O Sol começava a distribuir seus primeiros raios de um ouro encantador, como se fossem as mãos de Deus abençoando a vinha fecundante da Terra, com sementes de luz. Filipe já se encontrava de pé, contemplando a natureza, que fazia palpitar cada vez mais seu coração ansioso pela verdade, manifestando, em cada batida, interesse profundo por um diálogo que lhe acalmasse o raciocínio.


Deixou que a luz do astro o beijasse em todas as direções. Lembrou-se da juventude junto aos pais, seus amigos, os rebanhos, a pesca, as flores. Parou os pensamentos, encantando, sem nenhuma mescla de dúvida sobre a grande inteligência que nos comanda a todos, sentindo o Senhor palpitar em toda a criação. Seu raciocínio se empalidecia diante do que o coração lhe oferecia como esperança, que transmutava as claridades do tempo em fé, aquela fé, que mais tarde, o Evangelho anunciaria como capaz de transportar montanhas.


Por que tudo isso, Filipe? Porque aquela noite haveria o encontro de Jesus com todos os Seus discípulos. Era como um festival doutrinário. Era Deus, por intermédio do Mestre, renovando a confiança para com os homens do mundo. Era o cumprimento de todas as profecias sobre Aquele que haveria de vir!

Naquele dia, o carro solar fez todo o seu majestoso percurso como se fosse em segundos, para o apóstolo Filipe. As primeiras horas da noite, ele se colocava no meio dos doze, à beira do Lago de Genezaré, em um velho casarão, onde o Cristo se salientava silenciosamente em uma tosca cepa de cedro, perpassando seus olhos mansos e lúcidos por todo o colégio apostolar. Filipe, envolvido por emoções indescritíveis, cruza seu olhar solícito com o do Nazareno, que já esperava ouvir algo do apostolo. O filho de Betsaida levanta-se, num misto de alegria e emotividade, e fala, com fervor:

- Mestre, era nosso intento saber com mais propriedade, pela extensão da linguagem espiritual, o que significa Tolerância, pois, às vezes me confundo, por desconhecer seus limites. O silêncio era a tônica do ambiente. Filipe acomoda-se em um banco improvisado e espera a resposta, ansioso como todos os companheiros do aprendizado evangélico.

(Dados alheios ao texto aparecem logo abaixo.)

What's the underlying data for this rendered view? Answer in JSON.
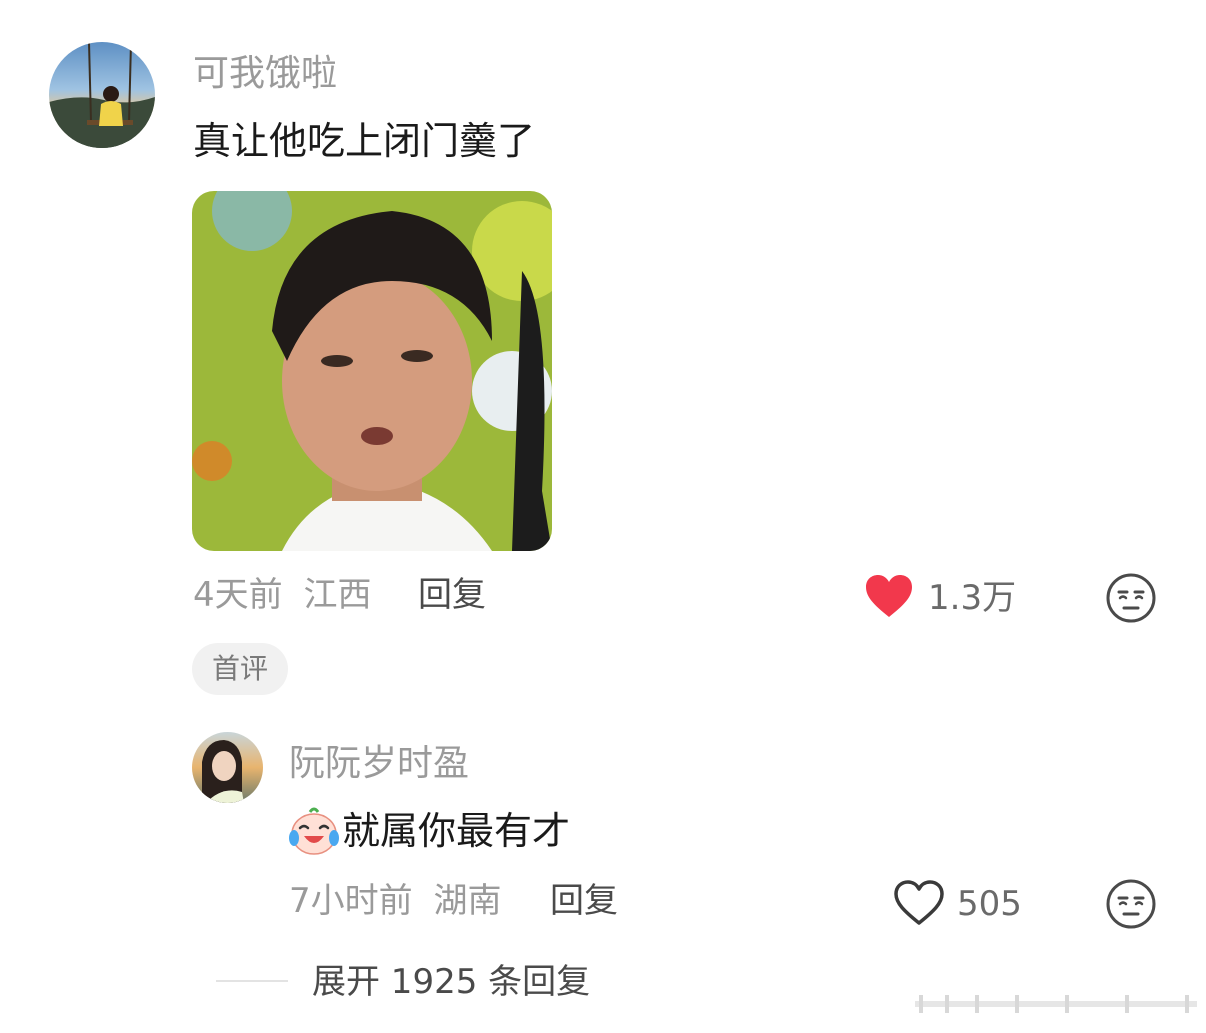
{
  "main_comment": {
    "username": "可我饿啦",
    "text": "真让他吃上闭门羹了",
    "time": "4天前",
    "location": "江西",
    "reply_label": "回复",
    "like_count": "1.3万",
    "liked": true,
    "badge": "首评"
  },
  "reply_comment": {
    "username": "阮阮岁时盈",
    "text": "就属你最有才",
    "time": "7小时前",
    "location": "湖南",
    "reply_label": "回复",
    "like_count": "505",
    "liked": false
  },
  "expand": {
    "label": "展开 1925 条回复"
  },
  "colors": {
    "like_red": "#f2384c",
    "secondary_text": "#9a9a9a",
    "primary_text": "#1a1a1a"
  },
  "icons": {
    "like_filled": "heart-filled-icon",
    "like_outline": "heart-outline-icon",
    "dislike": "unamused-face-icon",
    "emoji": "crying-laughing-face-icon"
  }
}
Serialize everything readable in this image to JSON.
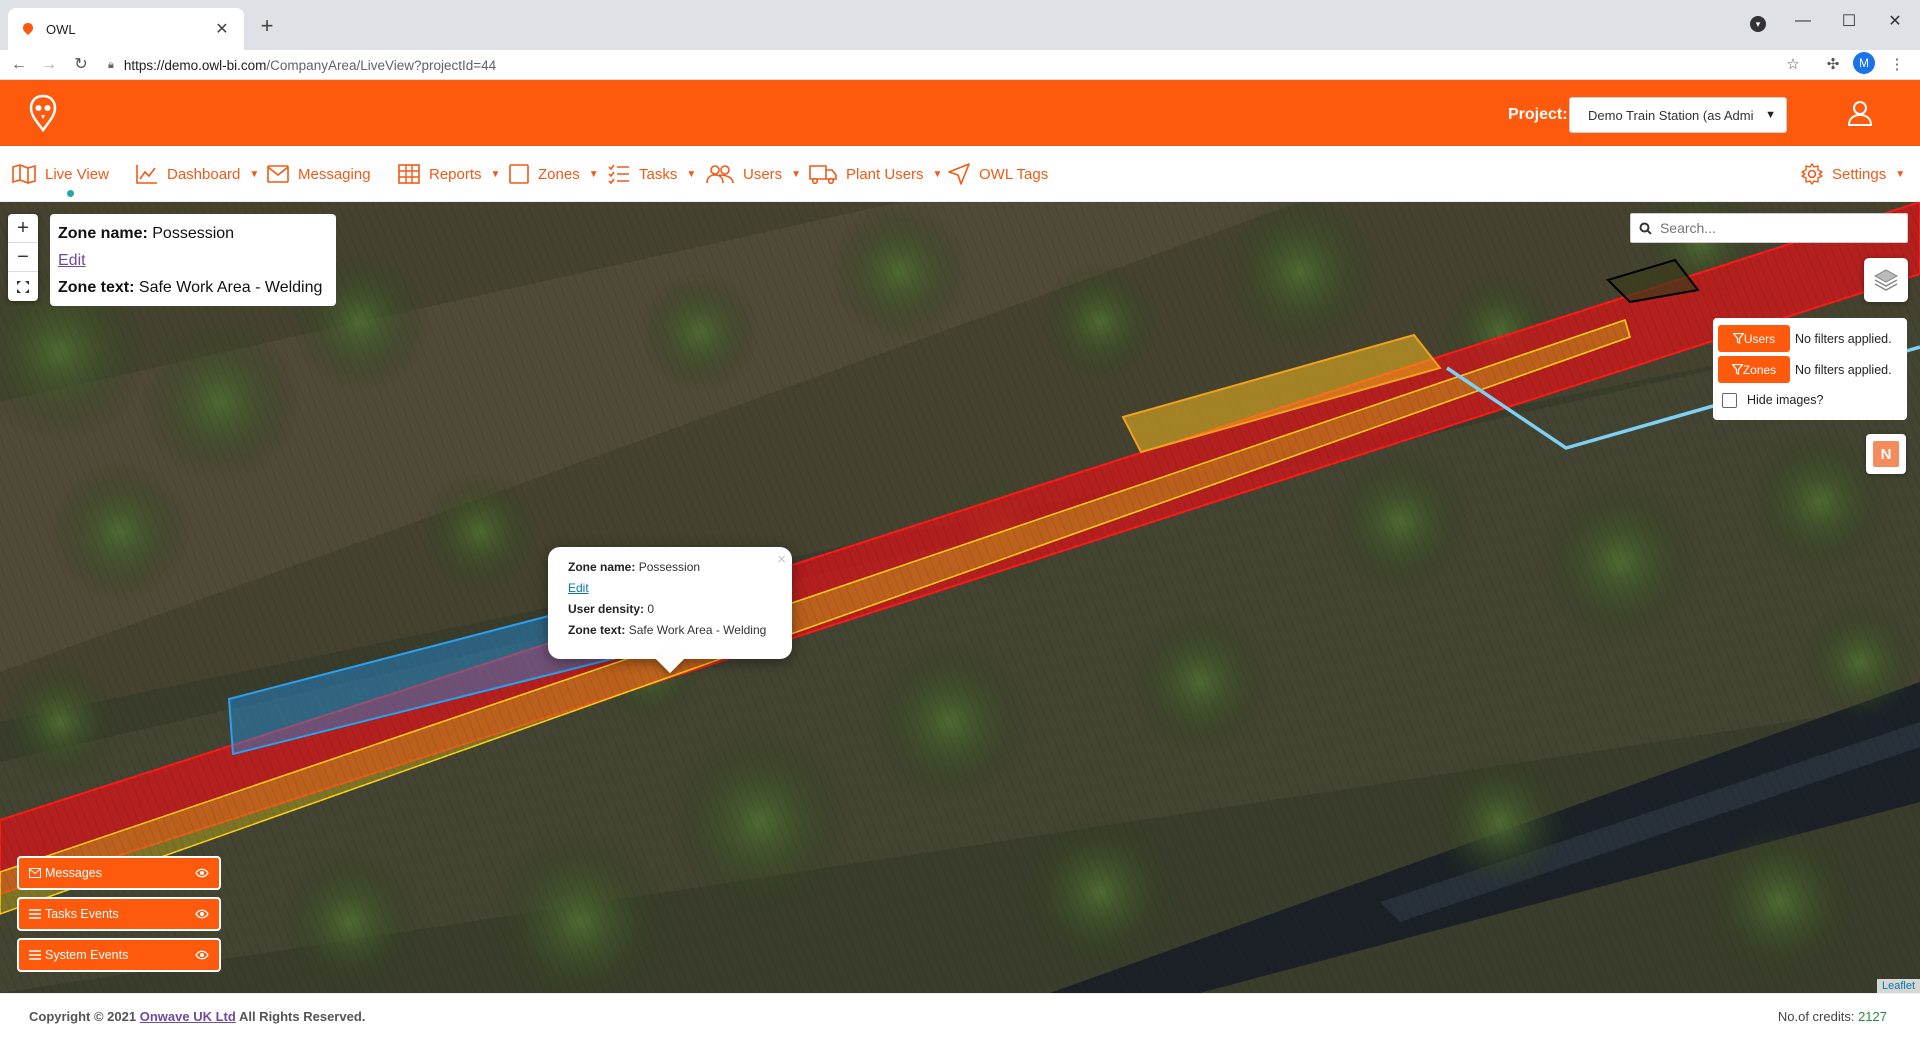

Jesus renova seu olhar em todos os presentes, deixa entreabrir os lábios num leve sorriso e expõe, com segurança: - Filipe, a Tolerância é um estado de alma que todos nós deveremos conquistar. Ela, por si, tem múltiplos valores, mas denuncia algum perigo. É como uma massa forte no alimento da vida que, sem outros ingredientes auxiliares, exagera a fermentação; contudo, não podemos viver sem a força da Tolerância, que nos faz acalmar alguns impulsos inferiores.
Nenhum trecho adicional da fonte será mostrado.